Although Covid-19 has fast-tracked the shift to digital payments with cash withdrawals and check transactions significantly going down since the quarantine period, an official of the Bangko Sentral ng Pilipinas (BSP) warned of the risk of financial exclusion of some sectors even as the “new normal” makes going digital imperative.
“The pandemic has thrust upon us this opportunity to shape a new economy powered by digital, but if we’re not careful and deliberate the benefits of this transition to digital could be uneven. Certain segments of the population may be further excluded such as small and medium enterprises and agri-businesses,” said Ellen Joyce Suficiencia, director of the financial inclusion group of BSP Center for Learning and Inclusion Advocacy.
Suficiencia said the BSP’s thrust is to promote bank lending to MSMEs and agri-businesses by making sure lending risks become more manageable.
She said the BSP’s initiatives to ensure financial inclusion of MSMEs and agricultural workers include supporting the credit surety fund program and establishing a credit risk database to wean banks from depending on the use of collateral in credit evaluation.
Digital payments for merchants is also being promoted to help them transition to the new economy and to support e-commerce according to the BSP executive.
The BSP, she said, is firming up a roadmap on supply chain finance (SCF) market development and planning to promote agri-value chain financing that can help smaller enterprises access better financing.
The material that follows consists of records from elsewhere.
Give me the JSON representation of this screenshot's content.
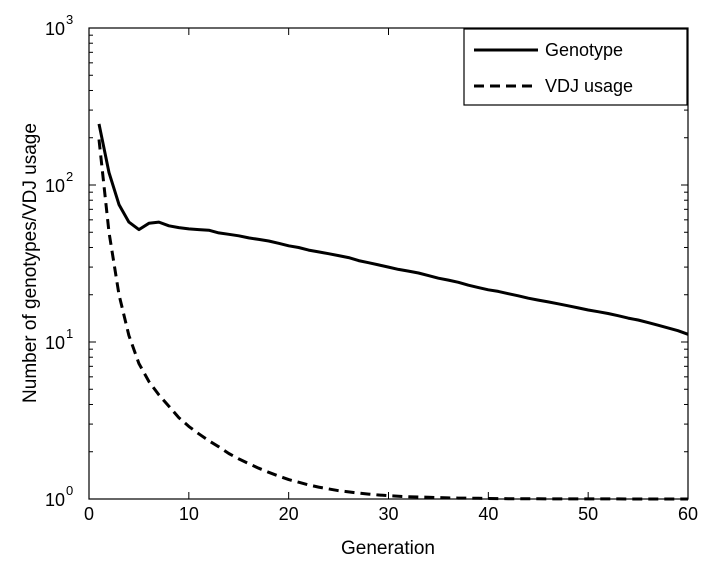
{
  "chart_data": {
    "type": "line",
    "title": "",
    "xlabel": "Generation",
    "ylabel": "Number of genotypes/VDJ usage",
    "xlim": [
      0,
      60
    ],
    "ylim": [
      1,
      1000
    ],
    "y_scale": "log",
    "grid": false,
    "legend_position": "top-right",
    "x_ticks": [
      {
        "value": 0,
        "label": "0"
      },
      {
        "value": 10,
        "label": "10"
      },
      {
        "value": 20,
        "label": "20"
      },
      {
        "value": 30,
        "label": "30"
      },
      {
        "value": 40,
        "label": "40"
      },
      {
        "value": 50,
        "label": "50"
      },
      {
        "value": 60,
        "label": "60"
      }
    ],
    "y_ticks": [
      {
        "value": 1,
        "base": "10",
        "exp": "0"
      },
      {
        "value": 10,
        "base": "10",
        "exp": "1"
      },
      {
        "value": 100,
        "base": "10",
        "exp": "2"
      },
      {
        "value": 1000,
        "base": "10",
        "exp": "3"
      }
    ],
    "series": [
      {
        "name": "Genotype",
        "style": "solid",
        "color": "#000000",
        "x": [
          1,
          2,
          3,
          4,
          5,
          6,
          7,
          8,
          9,
          10,
          11,
          12,
          13,
          14,
          15,
          16,
          17,
          18,
          19,
          20,
          21,
          22,
          23,
          24,
          25,
          26,
          27,
          28,
          29,
          30,
          31,
          32,
          33,
          34,
          35,
          36,
          37,
          38,
          39,
          40,
          41,
          42,
          43,
          44,
          45,
          46,
          47,
          48,
          49,
          50,
          51,
          52,
          53,
          54,
          55,
          56,
          57,
          58,
          59,
          60
        ],
        "values": [
          245,
          120,
          75,
          58,
          52,
          57,
          58,
          55,
          53.5,
          52.5,
          52,
          51.5,
          49.5,
          48.5,
          47.5,
          46,
          45,
          44,
          42.5,
          41,
          40,
          38.5,
          37.5,
          36.5,
          35.5,
          34.5,
          33,
          32,
          31,
          30,
          29,
          28.3,
          27.5,
          26.5,
          25.5,
          24.8,
          24,
          23,
          22.2,
          21.5,
          21,
          20.3,
          19.7,
          19,
          18.5,
          18,
          17.5,
          17,
          16.5,
          16,
          15.6,
          15.2,
          14.7,
          14.2,
          13.8,
          13.3,
          12.8,
          12.3,
          11.8,
          11.2
        ]
      },
      {
        "name": "VDJ usage",
        "style": "dashed",
        "color": "#000000",
        "x": [
          1,
          2,
          3,
          4,
          5,
          6,
          7,
          8,
          9,
          10,
          11,
          12,
          13,
          14,
          15,
          16,
          17,
          18,
          19,
          20,
          21,
          22,
          23,
          24,
          25,
          26,
          27,
          28,
          29,
          30,
          31,
          32,
          33,
          34,
          35,
          36,
          37,
          38,
          39,
          40,
          41,
          42,
          43,
          44,
          45,
          46,
          47,
          48,
          49,
          50,
          51,
          52,
          53,
          54,
          55,
          56,
          57,
          58,
          59,
          60
        ],
        "values": [
          195,
          50,
          20,
          11,
          7.3,
          5.6,
          4.6,
          3.9,
          3.3,
          2.9,
          2.6,
          2.35,
          2.15,
          1.95,
          1.8,
          1.68,
          1.57,
          1.48,
          1.4,
          1.33,
          1.28,
          1.23,
          1.19,
          1.16,
          1.13,
          1.11,
          1.09,
          1.075,
          1.06,
          1.05,
          1.04,
          1.035,
          1.03,
          1.025,
          1.02,
          1.017,
          1.014,
          1.012,
          1.01,
          1.008,
          1.006,
          1.005,
          1.004,
          1.003,
          1.003,
          1.002,
          1.002,
          1.002,
          1.001,
          1.001,
          1.001,
          1.001,
          1.001,
          1.0,
          1.0,
          1.0,
          1.0,
          1.0,
          1.0,
          1.0
        ]
      }
    ]
  }
}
“It just shows that digital payment is no longer becoming just an option but a necessity driven by movement restrictions and health risk considerations,” said Suficiencia, noting that the shift to electronic payment was rapid and would continue into the future.
She urged employers to provide their workers the necessary tools to access digital payments to enable them to thrive in the digital economy.
Suficiencia said that even microfinance institutions (MFIs) are recognizing the urgency of adopting digital payments, which is a notable development since MFIs have an outsized reach in the low-income sector and the rural-based clients.